In school, for instance, you may have learned that the Romans used M for 1,000 because it stood for the Latin mille, thousand. Wrong on two counts: many authorities think it’s only coincidence that the number M happened to look like the letter M (ditto for C = 100 — it’s unlikely C stood for centum, hundred). In any case, as often as not, the Romans indicated 1,000 not with M but either the lazy-8 infinity symbol or else something along the lines of (I) — that is, a vertical stroke framed by exaggerated parentheses.

Grade school teachers often tell their students that the Romans adopted the so-called subtractive principle, i.e., IV = 5-1 = 4, in order to save themselves the trouble of chiseling extra strokes in the stone. But it turns out the subtractive system was used only sporadically by the ancient Romans and their medieval successors and never in a systematic way. Comb through old documents and inscriptions and you’ll find such erratic usages as LXL, 90; XXCIII, 83; LXXIIX, 78; and even IIIIX, 6. A popular German arithmetic textbook published in 1524 gives 99 as XCIX, but even today you’ll find some people who’ll hold out for IC.

So where does this leave us? Well, if we are truly desperate for moral guidance, we may turn to the world of computers. Cecil happens to have a desktop publishing program known as Xerox Ventura Publisher, an amazing bit of software that I believe was used originally to torture heretics during the Inquisition Among other things it will convert numbers up to 9,999 into Roman numerals for use as page numbers.

Punching in 1990, we come up with MCMXC, an unsurprising and somehow comforting result. But if we then try 1999, we get MIM. Why MIM for 1999 and not MXM for 1990? Lord knows. Worse, if we enter 9,999 we get what appears to be IZ. I have scoured my reference books in vain for any indication that Z was ever used for 10,000, which moves me to write the whole thing off as the product of malicious computer geekery, an impression that actually trying to use Ventura will certainly strengthen.

No doubt all this numerological uncertainty is distressing. But look on the bright side: it also gives us a strange and terrible freedom. You can use any damn notation for 1990 you want to, and no one will be able to say you’re wrong. It may not give you the same rush as dancing on the Berlin Wall, but in post-Reagan America you make do with what you get.

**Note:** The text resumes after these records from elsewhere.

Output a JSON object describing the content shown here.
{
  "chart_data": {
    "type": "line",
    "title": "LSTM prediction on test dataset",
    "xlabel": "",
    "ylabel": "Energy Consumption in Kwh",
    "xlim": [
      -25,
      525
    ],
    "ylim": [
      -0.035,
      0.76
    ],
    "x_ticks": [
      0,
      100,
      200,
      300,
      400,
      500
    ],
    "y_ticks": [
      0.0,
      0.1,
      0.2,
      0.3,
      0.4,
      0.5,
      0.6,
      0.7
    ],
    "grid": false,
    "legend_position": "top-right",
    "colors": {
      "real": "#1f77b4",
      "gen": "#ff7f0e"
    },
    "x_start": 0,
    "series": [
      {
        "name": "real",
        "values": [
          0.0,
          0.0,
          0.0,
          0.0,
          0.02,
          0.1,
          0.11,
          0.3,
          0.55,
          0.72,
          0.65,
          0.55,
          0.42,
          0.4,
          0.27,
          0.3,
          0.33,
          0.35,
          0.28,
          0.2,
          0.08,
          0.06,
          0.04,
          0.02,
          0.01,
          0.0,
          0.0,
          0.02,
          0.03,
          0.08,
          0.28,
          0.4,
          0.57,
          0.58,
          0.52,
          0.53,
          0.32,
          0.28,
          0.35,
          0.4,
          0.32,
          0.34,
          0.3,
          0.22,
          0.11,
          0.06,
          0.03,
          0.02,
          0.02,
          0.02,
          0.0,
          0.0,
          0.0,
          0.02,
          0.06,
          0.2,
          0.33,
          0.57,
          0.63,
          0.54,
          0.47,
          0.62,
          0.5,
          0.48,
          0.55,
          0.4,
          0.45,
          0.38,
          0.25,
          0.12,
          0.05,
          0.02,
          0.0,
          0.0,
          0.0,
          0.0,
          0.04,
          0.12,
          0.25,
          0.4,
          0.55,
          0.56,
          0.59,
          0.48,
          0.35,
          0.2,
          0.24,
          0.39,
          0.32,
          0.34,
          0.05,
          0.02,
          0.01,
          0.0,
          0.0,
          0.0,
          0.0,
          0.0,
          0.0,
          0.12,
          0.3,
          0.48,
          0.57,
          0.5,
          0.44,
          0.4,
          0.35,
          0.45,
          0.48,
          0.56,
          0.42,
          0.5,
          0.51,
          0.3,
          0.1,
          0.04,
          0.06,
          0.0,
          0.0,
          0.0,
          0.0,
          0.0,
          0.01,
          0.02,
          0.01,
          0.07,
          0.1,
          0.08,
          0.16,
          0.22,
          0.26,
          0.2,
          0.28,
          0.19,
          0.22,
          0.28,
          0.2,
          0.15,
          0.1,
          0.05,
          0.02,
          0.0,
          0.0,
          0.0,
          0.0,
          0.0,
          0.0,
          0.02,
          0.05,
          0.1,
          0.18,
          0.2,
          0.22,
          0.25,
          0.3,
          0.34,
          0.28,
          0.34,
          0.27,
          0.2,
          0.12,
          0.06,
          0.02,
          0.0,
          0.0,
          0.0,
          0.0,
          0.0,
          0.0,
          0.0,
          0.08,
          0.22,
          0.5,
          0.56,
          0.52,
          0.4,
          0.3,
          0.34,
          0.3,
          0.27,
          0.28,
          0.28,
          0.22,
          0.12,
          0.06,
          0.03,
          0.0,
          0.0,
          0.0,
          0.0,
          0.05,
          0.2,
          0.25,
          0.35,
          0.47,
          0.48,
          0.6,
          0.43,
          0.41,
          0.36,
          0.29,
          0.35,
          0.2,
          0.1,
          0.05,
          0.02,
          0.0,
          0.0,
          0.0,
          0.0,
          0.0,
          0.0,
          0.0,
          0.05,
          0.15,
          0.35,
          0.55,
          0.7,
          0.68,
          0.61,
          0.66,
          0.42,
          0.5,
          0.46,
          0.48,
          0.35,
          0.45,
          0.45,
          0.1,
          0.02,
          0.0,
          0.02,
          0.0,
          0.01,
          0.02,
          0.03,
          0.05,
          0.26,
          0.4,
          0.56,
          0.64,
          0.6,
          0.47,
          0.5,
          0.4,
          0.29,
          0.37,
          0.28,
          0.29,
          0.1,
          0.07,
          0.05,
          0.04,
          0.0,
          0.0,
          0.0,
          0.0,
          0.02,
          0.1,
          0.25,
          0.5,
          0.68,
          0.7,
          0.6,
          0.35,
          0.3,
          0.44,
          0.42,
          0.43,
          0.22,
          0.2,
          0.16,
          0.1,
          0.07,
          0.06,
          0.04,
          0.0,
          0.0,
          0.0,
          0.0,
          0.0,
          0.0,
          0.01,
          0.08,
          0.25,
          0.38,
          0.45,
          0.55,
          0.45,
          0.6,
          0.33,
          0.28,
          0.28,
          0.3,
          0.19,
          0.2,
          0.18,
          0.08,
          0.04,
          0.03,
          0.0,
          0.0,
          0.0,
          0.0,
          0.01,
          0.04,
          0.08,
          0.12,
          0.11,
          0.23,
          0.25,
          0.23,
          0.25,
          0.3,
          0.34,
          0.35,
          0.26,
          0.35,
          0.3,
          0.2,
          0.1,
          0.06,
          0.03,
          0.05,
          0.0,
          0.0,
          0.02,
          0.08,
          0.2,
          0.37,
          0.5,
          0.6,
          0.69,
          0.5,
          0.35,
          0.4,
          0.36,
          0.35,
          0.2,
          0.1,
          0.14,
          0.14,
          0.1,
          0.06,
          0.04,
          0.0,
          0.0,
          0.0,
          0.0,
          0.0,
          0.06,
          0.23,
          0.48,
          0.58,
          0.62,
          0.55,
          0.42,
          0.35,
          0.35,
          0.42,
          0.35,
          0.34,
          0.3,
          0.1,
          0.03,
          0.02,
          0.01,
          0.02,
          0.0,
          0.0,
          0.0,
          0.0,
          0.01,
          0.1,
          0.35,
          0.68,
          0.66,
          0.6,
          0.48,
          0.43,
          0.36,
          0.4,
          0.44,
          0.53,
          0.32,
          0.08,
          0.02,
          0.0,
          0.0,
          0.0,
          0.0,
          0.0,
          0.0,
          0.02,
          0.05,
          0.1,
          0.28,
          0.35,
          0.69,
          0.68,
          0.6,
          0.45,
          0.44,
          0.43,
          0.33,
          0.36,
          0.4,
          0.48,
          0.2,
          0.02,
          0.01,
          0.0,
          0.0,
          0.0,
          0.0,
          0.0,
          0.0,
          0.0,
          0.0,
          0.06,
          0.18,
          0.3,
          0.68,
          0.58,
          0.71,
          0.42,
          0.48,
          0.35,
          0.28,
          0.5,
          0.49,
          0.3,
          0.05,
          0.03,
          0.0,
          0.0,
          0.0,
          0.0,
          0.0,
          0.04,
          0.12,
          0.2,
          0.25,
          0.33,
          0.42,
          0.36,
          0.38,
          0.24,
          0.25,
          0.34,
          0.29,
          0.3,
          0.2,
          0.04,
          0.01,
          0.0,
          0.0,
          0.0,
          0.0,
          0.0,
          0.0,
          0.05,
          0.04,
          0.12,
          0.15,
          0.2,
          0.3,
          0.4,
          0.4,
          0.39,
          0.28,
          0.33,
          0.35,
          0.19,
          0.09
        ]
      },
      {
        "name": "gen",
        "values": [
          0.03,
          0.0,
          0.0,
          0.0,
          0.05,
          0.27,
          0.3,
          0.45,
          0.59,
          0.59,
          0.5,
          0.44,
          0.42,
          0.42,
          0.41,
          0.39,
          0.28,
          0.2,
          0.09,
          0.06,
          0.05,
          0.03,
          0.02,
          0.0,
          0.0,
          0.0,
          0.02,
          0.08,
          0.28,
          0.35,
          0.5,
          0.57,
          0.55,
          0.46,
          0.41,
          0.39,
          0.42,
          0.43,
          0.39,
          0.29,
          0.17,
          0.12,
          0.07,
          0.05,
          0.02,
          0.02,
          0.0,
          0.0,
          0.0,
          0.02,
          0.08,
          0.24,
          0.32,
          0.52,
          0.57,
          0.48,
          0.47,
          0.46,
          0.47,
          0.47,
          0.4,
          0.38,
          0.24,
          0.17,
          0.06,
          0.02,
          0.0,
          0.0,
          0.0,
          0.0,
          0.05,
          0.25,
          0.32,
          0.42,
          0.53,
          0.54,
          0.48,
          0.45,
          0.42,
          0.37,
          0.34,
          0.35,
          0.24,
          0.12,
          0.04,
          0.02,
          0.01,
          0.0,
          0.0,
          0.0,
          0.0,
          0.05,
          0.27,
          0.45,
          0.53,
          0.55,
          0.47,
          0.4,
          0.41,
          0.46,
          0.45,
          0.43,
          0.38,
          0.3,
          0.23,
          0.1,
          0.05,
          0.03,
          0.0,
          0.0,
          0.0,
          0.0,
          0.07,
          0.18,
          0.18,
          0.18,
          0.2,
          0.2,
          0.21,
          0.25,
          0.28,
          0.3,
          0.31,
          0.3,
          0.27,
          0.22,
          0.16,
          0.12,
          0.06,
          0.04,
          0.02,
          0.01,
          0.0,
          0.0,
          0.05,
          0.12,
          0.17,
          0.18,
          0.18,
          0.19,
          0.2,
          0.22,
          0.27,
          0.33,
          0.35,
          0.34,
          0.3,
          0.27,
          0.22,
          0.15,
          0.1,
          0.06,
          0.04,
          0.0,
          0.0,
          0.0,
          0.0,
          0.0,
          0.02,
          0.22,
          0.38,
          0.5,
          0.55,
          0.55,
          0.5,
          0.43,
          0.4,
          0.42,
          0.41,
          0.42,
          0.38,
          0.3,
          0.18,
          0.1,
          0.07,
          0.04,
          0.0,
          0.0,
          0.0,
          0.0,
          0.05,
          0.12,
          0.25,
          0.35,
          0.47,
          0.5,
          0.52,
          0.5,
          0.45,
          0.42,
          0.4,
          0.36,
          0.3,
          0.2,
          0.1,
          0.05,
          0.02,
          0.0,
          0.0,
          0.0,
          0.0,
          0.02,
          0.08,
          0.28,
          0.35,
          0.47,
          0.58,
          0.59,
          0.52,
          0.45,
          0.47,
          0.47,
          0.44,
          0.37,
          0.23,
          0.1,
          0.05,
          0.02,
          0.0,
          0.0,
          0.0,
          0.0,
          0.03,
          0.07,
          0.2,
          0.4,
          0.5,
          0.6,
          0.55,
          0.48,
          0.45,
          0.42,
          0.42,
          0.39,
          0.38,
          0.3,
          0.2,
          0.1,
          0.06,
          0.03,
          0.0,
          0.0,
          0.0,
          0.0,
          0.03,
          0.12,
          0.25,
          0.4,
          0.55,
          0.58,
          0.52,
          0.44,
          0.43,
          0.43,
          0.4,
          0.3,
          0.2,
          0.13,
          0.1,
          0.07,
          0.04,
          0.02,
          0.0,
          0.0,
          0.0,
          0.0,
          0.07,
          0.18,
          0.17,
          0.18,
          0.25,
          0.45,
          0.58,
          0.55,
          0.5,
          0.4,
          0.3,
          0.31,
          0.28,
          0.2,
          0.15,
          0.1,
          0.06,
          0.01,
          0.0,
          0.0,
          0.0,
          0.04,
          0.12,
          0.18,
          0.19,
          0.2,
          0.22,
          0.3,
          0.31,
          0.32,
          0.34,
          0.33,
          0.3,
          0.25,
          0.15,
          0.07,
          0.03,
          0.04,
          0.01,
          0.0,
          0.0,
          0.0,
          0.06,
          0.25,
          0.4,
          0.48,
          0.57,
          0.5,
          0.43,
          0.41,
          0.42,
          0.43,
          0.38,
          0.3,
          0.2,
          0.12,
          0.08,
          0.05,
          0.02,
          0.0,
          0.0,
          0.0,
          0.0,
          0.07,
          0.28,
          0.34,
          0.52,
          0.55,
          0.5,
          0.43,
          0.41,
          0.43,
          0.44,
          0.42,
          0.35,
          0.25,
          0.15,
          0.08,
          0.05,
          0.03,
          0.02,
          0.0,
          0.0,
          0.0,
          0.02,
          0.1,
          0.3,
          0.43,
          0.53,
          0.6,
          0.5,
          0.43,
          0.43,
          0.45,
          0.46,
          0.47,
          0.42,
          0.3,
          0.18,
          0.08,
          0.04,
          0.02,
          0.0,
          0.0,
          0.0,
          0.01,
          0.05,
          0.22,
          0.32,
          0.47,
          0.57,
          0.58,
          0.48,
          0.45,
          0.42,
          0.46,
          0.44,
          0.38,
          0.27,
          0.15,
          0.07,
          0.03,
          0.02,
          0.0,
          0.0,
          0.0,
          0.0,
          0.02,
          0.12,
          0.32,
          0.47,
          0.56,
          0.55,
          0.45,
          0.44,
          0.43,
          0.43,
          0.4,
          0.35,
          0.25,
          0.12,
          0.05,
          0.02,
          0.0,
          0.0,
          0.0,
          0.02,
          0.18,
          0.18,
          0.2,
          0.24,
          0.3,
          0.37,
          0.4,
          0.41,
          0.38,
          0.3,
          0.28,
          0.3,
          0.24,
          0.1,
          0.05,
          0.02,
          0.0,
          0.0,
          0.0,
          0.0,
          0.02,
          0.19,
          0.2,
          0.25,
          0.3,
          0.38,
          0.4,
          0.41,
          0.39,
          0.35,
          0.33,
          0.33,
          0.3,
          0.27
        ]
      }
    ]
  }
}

The Roman numeral dilemma: further investigations

Dear Cecil:

Just to continue the investigation of what word processor algorithms do with Roman numerals, I put Microsoft Word to the test.

1990: MCMXC, as with Ventura

1999: MCMXCIX rather than Ventura’s MIM — clumsy but methodical

9999 and other big numbers: interestingly, it substitutes a question mark for the hypothetical 5,000 and 10,000 symbols. Clever, no?

— Peter Norton (yes, THAT Peter Norton), Santa Monica, California

Peter, what we need is a good utility to get this mess cleaned up.

You prove my point — there is no universally accepted method for writing Roman numerals. Judging from TV shows I’ve seen, the broadcast industry has settled on the conservative MCMXC as the basic style for the 1990s. But what the hell, some fearless iconoclast may yet go for broke with MXM.